La ventaja que ofrecía el infernillo sobre la lumbre era la ya dicha de la leña. Sin embargo, se hacía imprescindible disponer de cerillas permanentemente, o, al menos, de un encendedor de martillo que funcionaba con el mismo combustible que el infernillo. Mientras que para encender el fuego quemando leña, podía utilizarse cualquier procedimiento y medio de los mencionados o, incluso el “yesquero” así llamado porque haciendo girar una ruedecilla dentada mediante un golpe especial sobre una piedra también especial, saltaban chispas (“yescas”, decíamos), que ponían en combustión una mecha que, aplicada a ramitas secas y avivándola mediante soplidos, prendía el fuego.

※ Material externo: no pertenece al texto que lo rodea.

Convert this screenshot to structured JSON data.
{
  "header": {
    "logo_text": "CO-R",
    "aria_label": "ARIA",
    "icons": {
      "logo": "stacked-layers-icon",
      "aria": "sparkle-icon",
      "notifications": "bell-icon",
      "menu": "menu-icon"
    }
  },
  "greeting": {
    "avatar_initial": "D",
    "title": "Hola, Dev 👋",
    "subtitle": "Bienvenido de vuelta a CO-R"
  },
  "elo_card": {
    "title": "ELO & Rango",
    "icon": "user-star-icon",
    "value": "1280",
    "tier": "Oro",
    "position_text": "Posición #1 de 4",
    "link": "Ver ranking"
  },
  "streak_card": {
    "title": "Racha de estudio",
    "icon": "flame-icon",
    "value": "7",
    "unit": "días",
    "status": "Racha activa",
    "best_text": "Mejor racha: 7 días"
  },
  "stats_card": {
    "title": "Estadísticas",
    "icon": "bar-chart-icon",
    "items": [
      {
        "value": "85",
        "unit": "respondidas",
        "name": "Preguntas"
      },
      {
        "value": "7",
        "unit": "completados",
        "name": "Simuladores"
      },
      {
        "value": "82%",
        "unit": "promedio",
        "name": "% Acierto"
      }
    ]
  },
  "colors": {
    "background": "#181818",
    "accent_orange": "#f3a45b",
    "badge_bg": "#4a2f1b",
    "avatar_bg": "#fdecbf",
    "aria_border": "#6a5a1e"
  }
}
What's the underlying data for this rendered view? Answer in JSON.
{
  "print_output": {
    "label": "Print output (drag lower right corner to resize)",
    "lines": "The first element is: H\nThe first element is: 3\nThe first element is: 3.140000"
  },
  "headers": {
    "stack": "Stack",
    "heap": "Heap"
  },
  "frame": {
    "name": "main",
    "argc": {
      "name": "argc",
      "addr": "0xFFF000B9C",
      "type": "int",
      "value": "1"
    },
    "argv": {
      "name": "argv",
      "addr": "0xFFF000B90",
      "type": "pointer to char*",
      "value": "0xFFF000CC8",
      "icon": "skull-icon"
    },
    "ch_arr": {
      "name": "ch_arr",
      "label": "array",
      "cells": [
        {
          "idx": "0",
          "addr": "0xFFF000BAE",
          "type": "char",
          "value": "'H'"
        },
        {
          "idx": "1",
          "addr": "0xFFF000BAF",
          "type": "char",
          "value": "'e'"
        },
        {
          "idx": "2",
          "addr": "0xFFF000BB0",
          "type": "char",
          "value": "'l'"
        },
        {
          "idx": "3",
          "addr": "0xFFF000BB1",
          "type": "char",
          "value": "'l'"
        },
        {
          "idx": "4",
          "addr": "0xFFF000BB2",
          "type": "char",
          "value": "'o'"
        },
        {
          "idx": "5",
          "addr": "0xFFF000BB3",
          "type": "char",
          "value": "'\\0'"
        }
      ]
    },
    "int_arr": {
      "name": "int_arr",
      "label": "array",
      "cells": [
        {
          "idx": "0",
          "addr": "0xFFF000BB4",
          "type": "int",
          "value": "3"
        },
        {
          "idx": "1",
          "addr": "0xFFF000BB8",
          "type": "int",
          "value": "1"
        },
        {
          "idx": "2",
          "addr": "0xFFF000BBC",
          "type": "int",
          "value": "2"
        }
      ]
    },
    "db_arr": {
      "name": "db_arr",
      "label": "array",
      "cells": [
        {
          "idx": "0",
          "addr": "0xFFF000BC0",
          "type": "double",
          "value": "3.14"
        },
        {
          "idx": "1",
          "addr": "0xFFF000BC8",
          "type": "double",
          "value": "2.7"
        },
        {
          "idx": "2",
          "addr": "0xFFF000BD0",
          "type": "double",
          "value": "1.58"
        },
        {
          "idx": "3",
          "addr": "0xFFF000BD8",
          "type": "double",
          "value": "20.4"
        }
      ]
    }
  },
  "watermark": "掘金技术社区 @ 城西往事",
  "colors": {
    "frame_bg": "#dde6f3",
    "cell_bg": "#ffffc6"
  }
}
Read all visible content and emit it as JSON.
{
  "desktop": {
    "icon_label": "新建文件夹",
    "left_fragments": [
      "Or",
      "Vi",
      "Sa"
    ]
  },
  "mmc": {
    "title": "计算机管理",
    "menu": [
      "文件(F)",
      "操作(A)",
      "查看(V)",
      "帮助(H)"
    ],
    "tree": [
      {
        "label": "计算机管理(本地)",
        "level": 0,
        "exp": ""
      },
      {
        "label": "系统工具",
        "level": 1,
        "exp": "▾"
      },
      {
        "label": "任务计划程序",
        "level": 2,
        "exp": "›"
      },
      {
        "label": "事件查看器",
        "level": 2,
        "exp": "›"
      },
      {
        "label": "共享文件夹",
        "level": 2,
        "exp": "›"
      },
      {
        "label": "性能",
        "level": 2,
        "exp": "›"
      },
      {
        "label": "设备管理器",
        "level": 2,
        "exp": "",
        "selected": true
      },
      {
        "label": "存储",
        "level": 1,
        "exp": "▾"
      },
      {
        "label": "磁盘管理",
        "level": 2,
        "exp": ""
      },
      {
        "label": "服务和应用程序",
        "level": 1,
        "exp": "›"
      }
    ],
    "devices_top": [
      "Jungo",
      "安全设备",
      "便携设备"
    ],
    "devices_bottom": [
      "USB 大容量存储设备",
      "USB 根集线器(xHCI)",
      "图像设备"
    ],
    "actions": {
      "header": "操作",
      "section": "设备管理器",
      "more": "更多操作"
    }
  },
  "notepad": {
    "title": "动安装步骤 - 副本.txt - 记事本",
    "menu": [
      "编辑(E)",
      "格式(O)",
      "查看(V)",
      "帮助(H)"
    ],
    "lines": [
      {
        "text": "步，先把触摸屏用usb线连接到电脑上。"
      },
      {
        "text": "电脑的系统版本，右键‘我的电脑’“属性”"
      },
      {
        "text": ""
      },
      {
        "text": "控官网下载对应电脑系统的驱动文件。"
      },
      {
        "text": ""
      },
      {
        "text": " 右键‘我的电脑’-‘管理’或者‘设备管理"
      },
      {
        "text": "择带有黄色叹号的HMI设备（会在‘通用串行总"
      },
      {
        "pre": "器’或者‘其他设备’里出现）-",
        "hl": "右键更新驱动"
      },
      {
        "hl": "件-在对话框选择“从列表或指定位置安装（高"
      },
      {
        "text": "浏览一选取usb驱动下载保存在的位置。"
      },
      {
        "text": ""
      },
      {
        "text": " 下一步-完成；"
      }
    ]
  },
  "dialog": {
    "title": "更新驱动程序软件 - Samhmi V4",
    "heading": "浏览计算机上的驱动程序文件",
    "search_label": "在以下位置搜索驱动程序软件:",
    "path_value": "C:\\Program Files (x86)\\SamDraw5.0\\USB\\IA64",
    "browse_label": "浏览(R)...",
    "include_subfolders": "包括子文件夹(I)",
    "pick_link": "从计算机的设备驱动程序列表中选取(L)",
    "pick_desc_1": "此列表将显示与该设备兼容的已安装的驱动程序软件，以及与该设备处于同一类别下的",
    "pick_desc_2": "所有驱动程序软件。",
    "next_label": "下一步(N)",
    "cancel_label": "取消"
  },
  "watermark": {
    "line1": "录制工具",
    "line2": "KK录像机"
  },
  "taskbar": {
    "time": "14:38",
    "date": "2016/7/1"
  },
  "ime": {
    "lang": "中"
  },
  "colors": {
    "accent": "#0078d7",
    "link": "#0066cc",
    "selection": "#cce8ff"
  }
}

       El mechero yesquero era de uso común entre los hombres, únicos fumadores, para encender los cigarros hechos a mano con papel de librillo y tabaco suelto en paquetes, generalmente llamados cuarterones, y otras veces en un estuche de cuero, la petaca; o bien, ya liados, de la marca Diana o Ideales normales o de los llamados Caldo de gallina, supongo que por el calor que dejaba en el pecho la aspiración de aquel humo caliente del cigarro encendido. Estos mecheros habían sustituído a otros más rudimentarios consistentes en un eslabón metálico, una piedra de las llamadas perneras (serían de pedernal) que desprendían una chispa al golpearlas con otra de su misma clase o con un trozo de hierro, y una mecha que se prendía con la chispa. Pasado el tiempo, todos ellos serían reemplazados por los encendedores a butano, más elegantes, refinados y potentes de llama, pero con la misma función: hacer fuego, el invento más deslumbrante de la Humanidad.


       Me había olvidado de las “mariposas” o lamparillas, que siendo típicas de recordatorio de las ánimas del purgatorio, servían como débil fuente de luz en ocasiones, en los frecuentes cortes de suministro eléctrico con que nos obsequiaba, primero, la empresa El Chorro y después la Sevillana, antes de que pasara a ser la actual e italiana Endesa. Estas lamparillas consistían en una mínima mecha encendida, insertada  en el centro de dos círculos de cartón delgado superpuestos, colocados sobre el mismo aceite que empapaba la mecha o pabilo del candil o de las luminarias o lucernas romanas, que, por cierto, también fueron nuestras, de Hispania, incluído el oleum jiennensis, o baeticus.

                                     ©   Salvador Navarro Fernández.
                                                         Octubre de 2014.